Correspondingly, the embodiment of the application provides an interaction method based on image recognition, which comprises the following steps:

forming an image picture in the target area;

To sum up, this application embodiment provides an interactive system and interactive method based on image recognition, wherein, interactive system based on image recognition passes through the image module and forms the image picture in the target area, acquires through the information acquisition module the user's arrangement information of presetting the teaching aid or the motion trail of operation body that puts in the image picture will through result matching module at last the arrangement information of presetting the teaching aid or the motion trail of operation body with the expectation result that the image picture corresponds matches, when the matching is unanimous, controls image module output first result information, when the matching is inconsistent, control image module output second result information. The interactive system based on image recognition provides an interactive mode of an operation body, and simultaneously provides a brand-new mode for realizing interaction among people, machines and objects (preset teaching aids), is beneficial to realizing scene learning and personalized learning, realizes the interactive mode of rich interactive systems, and promotes the purpose of interest of users in interactive contents.

The embodiments in the present description are described in a progressive manner, each embodiment focuses on differences from other embodiments, and the same and similar parts among the embodiments are referred to each other.
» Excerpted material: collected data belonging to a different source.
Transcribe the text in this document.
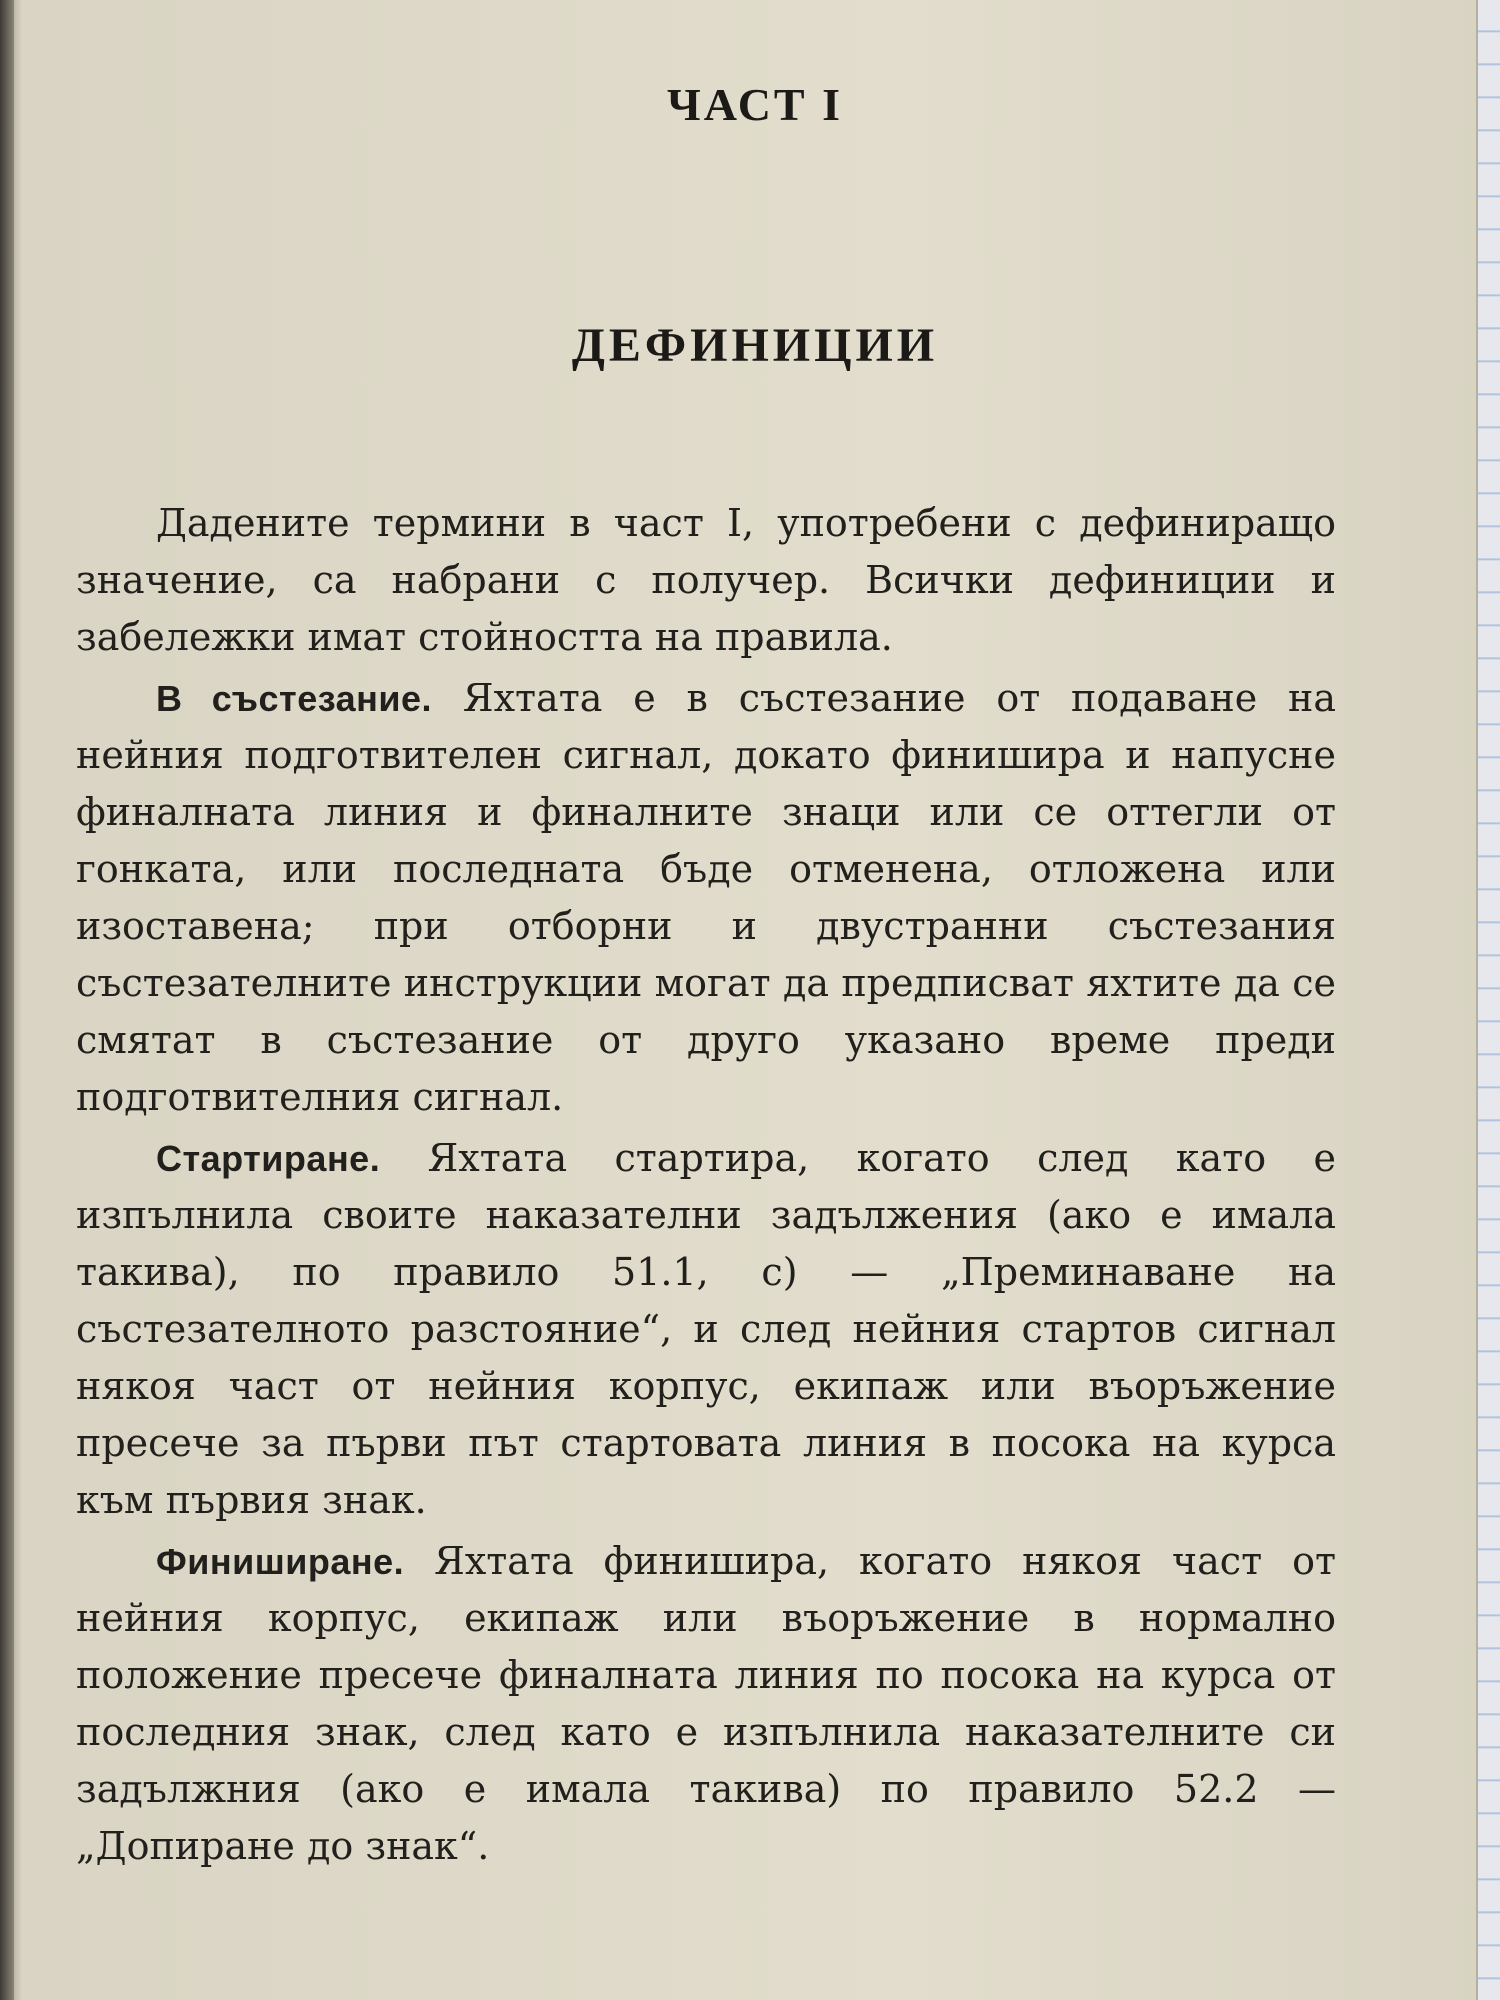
ЧАСТ I
ДЕФИНИЦИИ

Дадените термини в част I, употребени с дефиниращо значение, са набрани с получер. Всички дефиниции и забележки имат стойността на правила.

В състезание. Яхтата е в състезание от подаване на нейния подготвителен сигнал, докато финишира и напусне финалната линия и финалните знаци или се оттегли от гонката, или последната бъде отменена, отложена или изоставена; при отборни и двустранни състезания състезателните инструкции могат да предписват яхтите да се смятат в състезание от друго указано време преди подготвителния сигнал.

Стартиране. Яхтата стартира, когато след като е изпълнила своите наказателни задължения (ако е имала такива), по правило 51.1, с) — „Преминаване на състезателното разстояние“, и след нейния стартов сигнал някоя част от нейния корпус, екипаж или въоръжение пресече за първи път стартовата линия в посока на курса към първия знак.

Финиширане. Яхтата финишира, когато някоя част от нейния корпус, екипаж или въоръжение в нормално положение пресече финалната линия по посока на курса от последния знак, след като е изпълнила наказателните си задължния (ако е имала такива) по правило 52.2 — „Допиране до знак“.
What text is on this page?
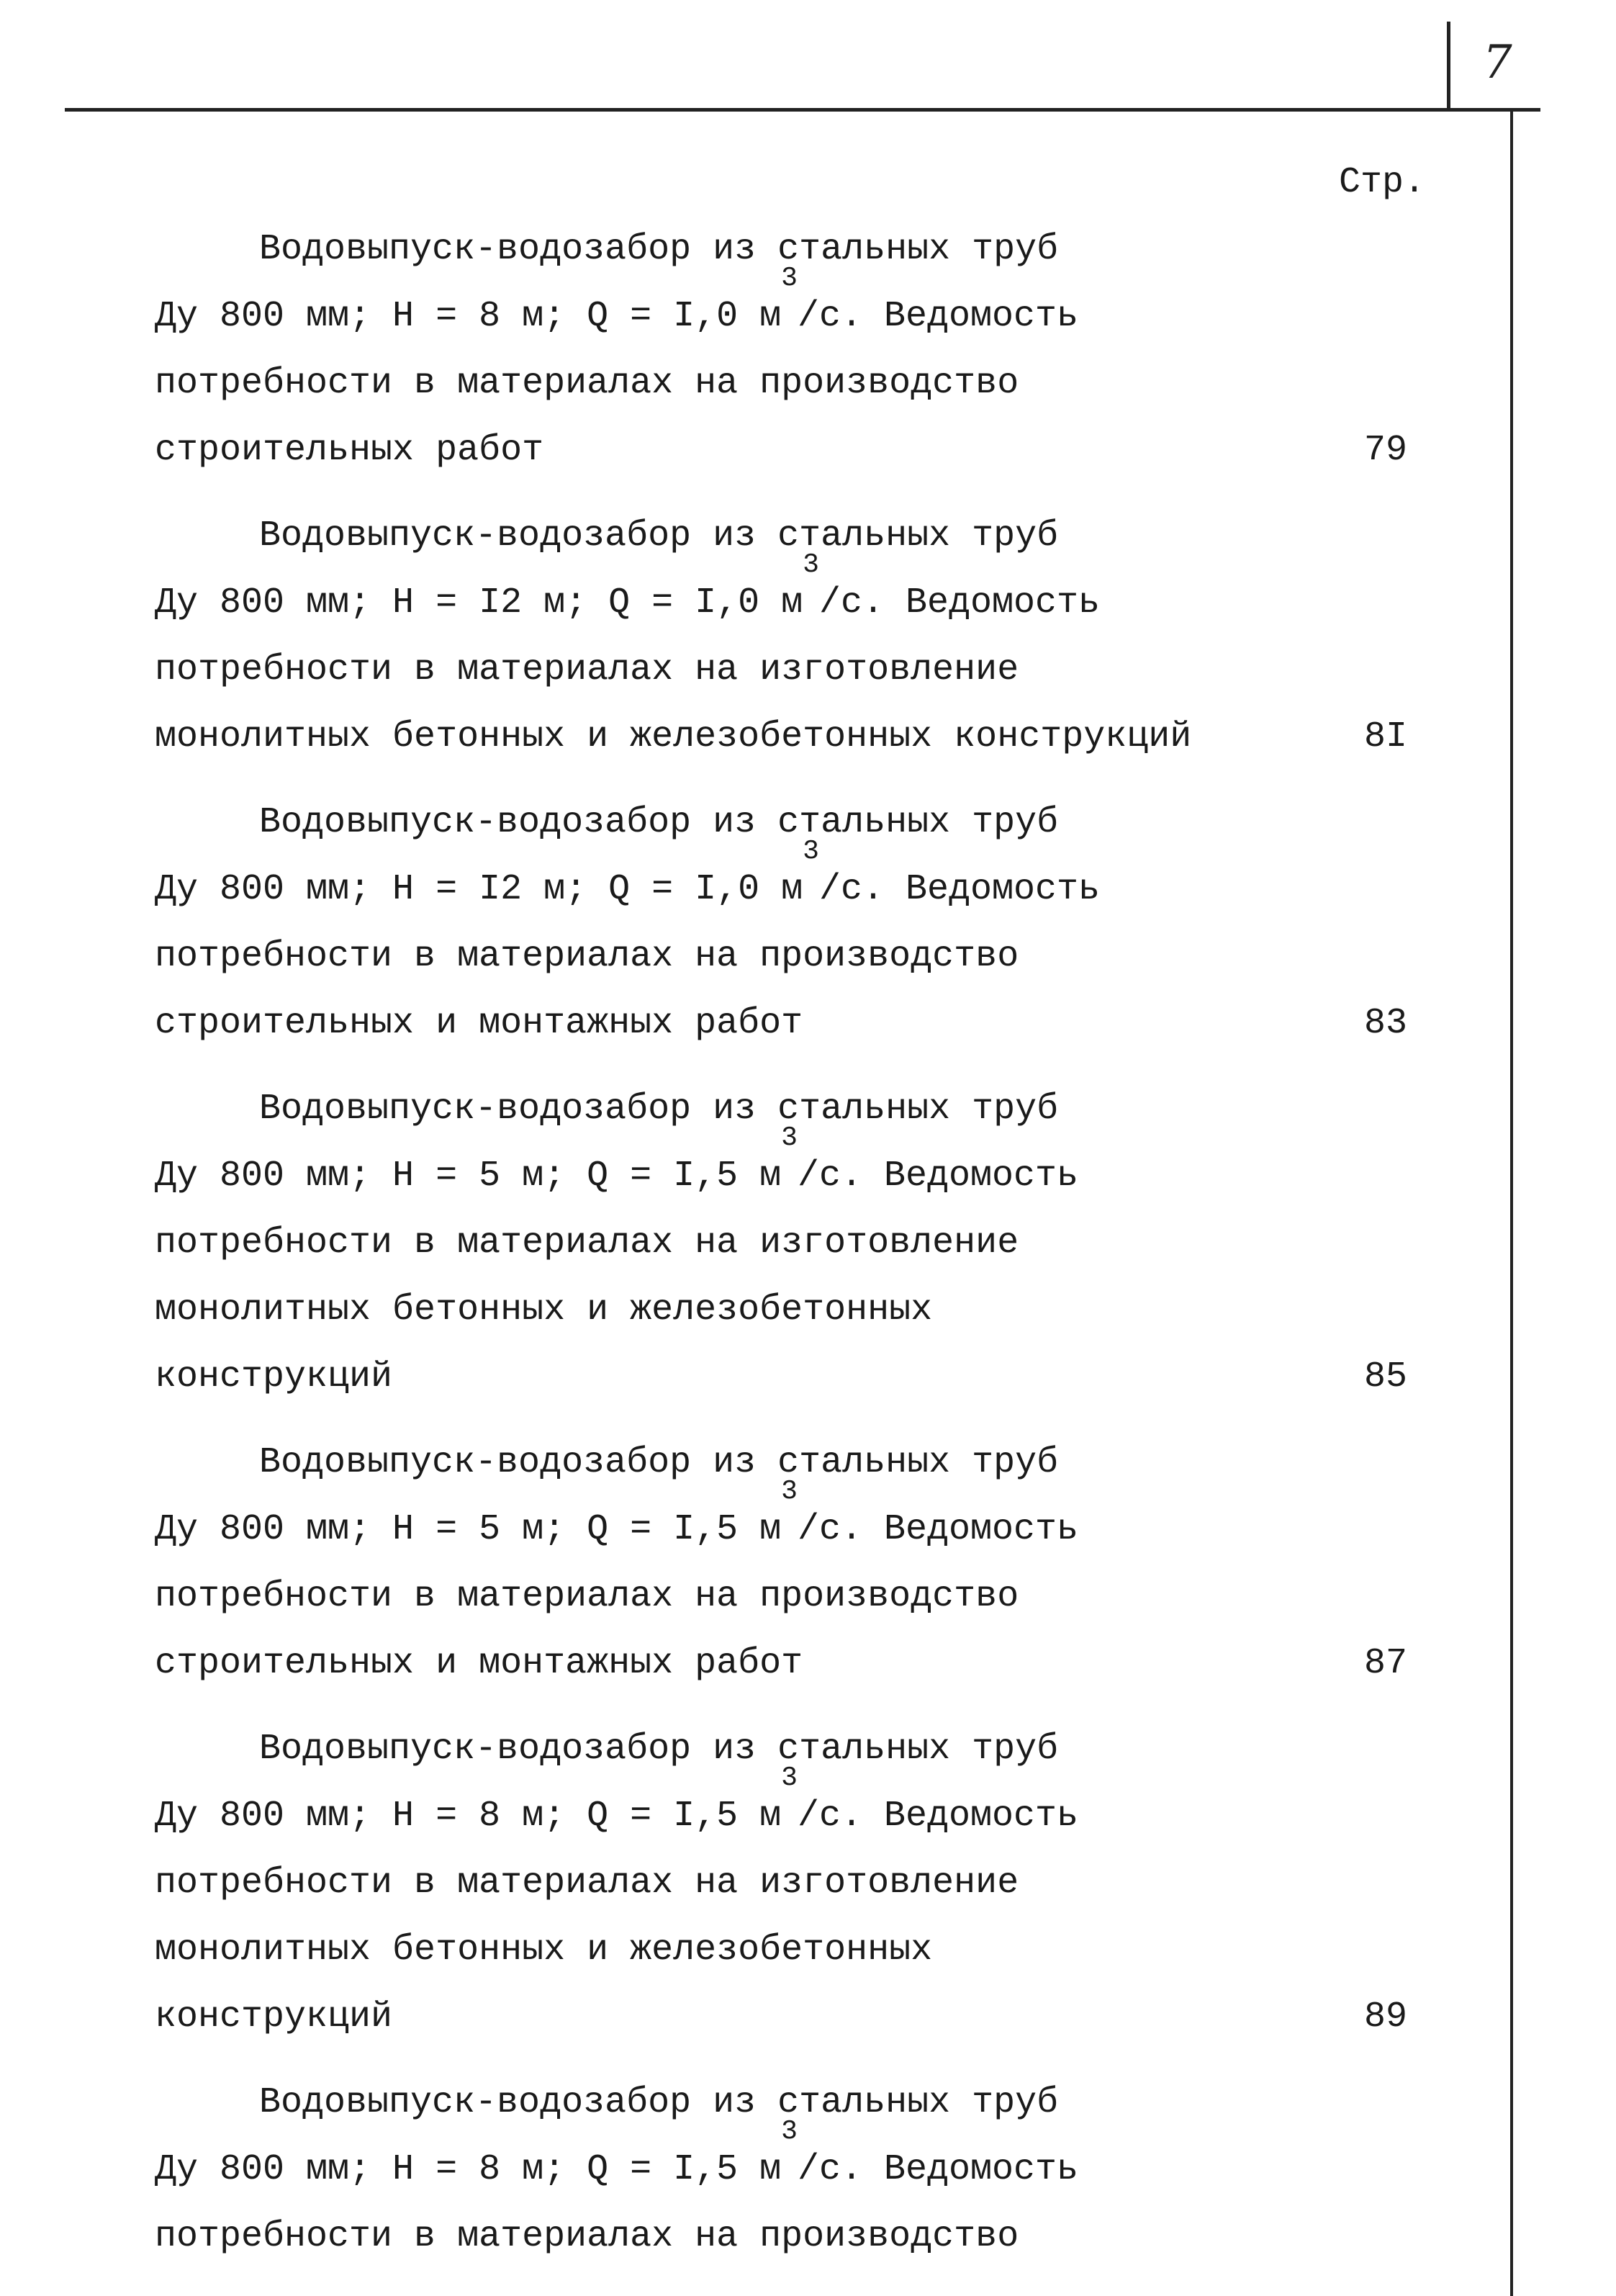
7
Стр.
Водовыпуск-водозабор из стальных труб
Ду 800 мм; Н = 8 м; Q = I,0 $м^3/с$. Ведомость
потребности в материалах на производство
строительных работ	79
Водовыпуск-водозабор из стальных труб
Ду 800 мм; Н = I2 м; Q = I,0 $м^3/с$. Ведомость
потребности в материалах на изготовление
монолитных бетонных и железобетонных конструкций	8I
Водовыпуск-водозабор из стальных труб
Ду 800 мм; Н = I2 м; Q = I,0 $м^3/с$. Ведомость
потребности в материалах на производство
строительных и монтажных работ	83
Водовыпуск-водозабор из стальных труб
Ду 800 мм; Н = 5 м; Q = I,5 $м^3/с$. Ведомость
потребности в материалах на изготовление
монолитных бетонных и железобетонных
конструкций	85
Водовыпуск-водозабор из стальных труб
Ду 800 мм; Н = 5 м; Q = I,5 $м^3/с$. Ведомость
потребности в материалах на производство
строительных и монтажных работ	87
Водовыпуск-водозабор из стальных труб
Ду 800 мм; Н = 8 м; Q = I,5 $м^3/с$. Ведомость
потребности в материалах на изготовление
монолитных бетонных и железобетонных
конструкций	89
Водовыпуск-водозабор из стальных труб
Ду 800 мм; Н = 8 м; Q = I,5 $м^3/с$. Ведомость
потребности в материалах на производство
The previous description of the disclosed embodiments is provided to enable any person skilled in the art to make or use the present application. Various modifications to these embodiments will be readily apparent to those skilled in the art, and the generic principles defined herein may be applied to other embodiments without departing from the spirit or scope of the application. Thus, the present application is not intended to be limited to the embodiments shown herein but is to be accorded the widest scope consistent with the principles and novel features disclosed herein.

Claims

1. An interactive system based on image recognition, comprising:

the image module is used for forming an image picture in the target area;

2. The image recognition-based interactive system according to claim 1, wherein the information acquisition module comprises:

3. The image recognition-based interaction system according to claim 2, wherein the information recognition unit comprises:

4. The interactive system based on image recognition of claim 3, wherein the teaching aid recognition model is a deep learning network model which is trained by training samples in advance;

5. The image recognition-based interaction system of claim 1, wherein the result matching module comprises:

6. The image recognition-based interaction system of claim 5, wherein the result matching module further comprises:

7. An interaction method based on image recognition is characterized by comprising the following steps:

forming an image picture in the target area;

8. The method according to claim 7, wherein the acquiring of the arrangement information of the preset teaching aids or the motion trail of the operation body in the image picture comprises:

9. The method according to claim 8, wherein the classifying or identifying the image information to obtain arrangement information of a preset teaching aid or a motion track of an operation body in the image picture comprises:

10. The method of claim 7, further comprising: and when the arrangement information of the preset teaching aid is inconsistent with the expected result matching corresponding to the image picture, or when the motion trail of the operation body is inconsistent with the expected result matching corresponding to the image picture, controlling the image module to output result prompt information corresponding to the image picture.